If your goal is "any algorithm", you'll often have to go a lot slower than .5Hz. A hash-calculating circuit that's built out of a single mountain of silicon could have a critical path that's light-years long.

But if your goal is just "work on impossibly large numbers", but it's okay to take multiple ticks, then there's no reason to drag the frequency down that low. You can run a planet-scale CPU at 1GHz. CPUs have no need for signals to go all the way across inside a single tick.

Vecr · 2024-04-08T04:00:55 1712548855

You'd need way better clocks and synchronization circuits than exist now though, but I don't see any pure physical barriers.

Dylan16807 · 2024-04-08T04:28:08 1712550488

The whole thing doesn't need to be on the same clock domain. You can put clock crossings every inch.

volemo · 2024-04-07T16:07:17 1712506037

And 27.7% [1] of the planet's crust is silicon already!

[1] Britannica: Silicon

gameshot911 · 2024-04-07T15:41:11 1712504471

That's actually a really fascinating science fiction idea!
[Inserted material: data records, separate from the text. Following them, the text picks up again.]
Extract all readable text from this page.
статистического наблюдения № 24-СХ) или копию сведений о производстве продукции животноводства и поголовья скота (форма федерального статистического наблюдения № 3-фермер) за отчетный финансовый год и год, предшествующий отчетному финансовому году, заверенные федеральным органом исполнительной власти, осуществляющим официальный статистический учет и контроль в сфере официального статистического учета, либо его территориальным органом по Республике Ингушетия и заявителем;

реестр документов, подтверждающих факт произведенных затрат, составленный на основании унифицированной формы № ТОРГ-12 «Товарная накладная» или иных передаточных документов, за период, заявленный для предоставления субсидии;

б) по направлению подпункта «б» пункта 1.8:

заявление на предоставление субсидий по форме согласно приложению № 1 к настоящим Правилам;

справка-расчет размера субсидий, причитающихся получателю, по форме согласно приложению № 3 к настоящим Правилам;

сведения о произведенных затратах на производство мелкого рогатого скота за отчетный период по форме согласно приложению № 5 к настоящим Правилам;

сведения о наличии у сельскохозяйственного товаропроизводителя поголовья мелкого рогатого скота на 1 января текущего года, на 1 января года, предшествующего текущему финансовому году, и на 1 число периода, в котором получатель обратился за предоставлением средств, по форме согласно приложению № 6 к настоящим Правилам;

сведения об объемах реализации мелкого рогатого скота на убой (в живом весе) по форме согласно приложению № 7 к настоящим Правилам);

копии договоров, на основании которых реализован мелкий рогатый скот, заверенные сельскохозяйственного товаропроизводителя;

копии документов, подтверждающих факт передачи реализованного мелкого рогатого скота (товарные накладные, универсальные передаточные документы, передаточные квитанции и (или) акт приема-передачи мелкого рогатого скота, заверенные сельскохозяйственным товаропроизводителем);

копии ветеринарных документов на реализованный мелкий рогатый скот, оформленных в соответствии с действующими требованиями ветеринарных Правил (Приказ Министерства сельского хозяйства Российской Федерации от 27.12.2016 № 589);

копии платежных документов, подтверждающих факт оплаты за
com2kid · 2024-04-07T18:38:18 1712515098

https://en.wikipedia.org/wiki/Matrioshka_brain

:-D

It's a topic that has been explored quite a bit in science fiction literature.

willcipriano · 2024-04-07T15:58:40 1712505520

It's sort of the plot of the Douglas Adam's books.

https://hitchhikers.fandom.com/wiki/Earth

karmakaze · 2024-04-07T19:22:48 1712517768

Related to the fallacy of comparing what's slow in our world with what's computable in a simulation of it--there's no requirement for time to tick similarly.

brudgers · 2024-04-08T11:40:25 1712576425

impossibly large numbers

Forty-two for example?

rcxdude · 2024-04-07T13:16:57 1712495817

With a sufficiently large chip and a sufficiently slow clock, sure.

wheybags · 2024-04-07T13:26:18 1712496378

"Give me a lut large enough and an infinite period of time to execute, and I shall simulate the world"

dartos · 2024-04-07T15:20:45 1712503245

“Every cycle”

robinduckett · 2024-04-07T12:54:59 1712494499

I like the Quantum BogoSort as a proof of this /s

benlivengood · 2024-04-07T18:14:20 1712513660

It's not as bad for integer square root; you only need to store N^0.5 entries in a greater/lesser-than lookup table: N^2 for all the answers N. Feasible for 16-bit integers, maybe for 32-bit, not for 64-bit.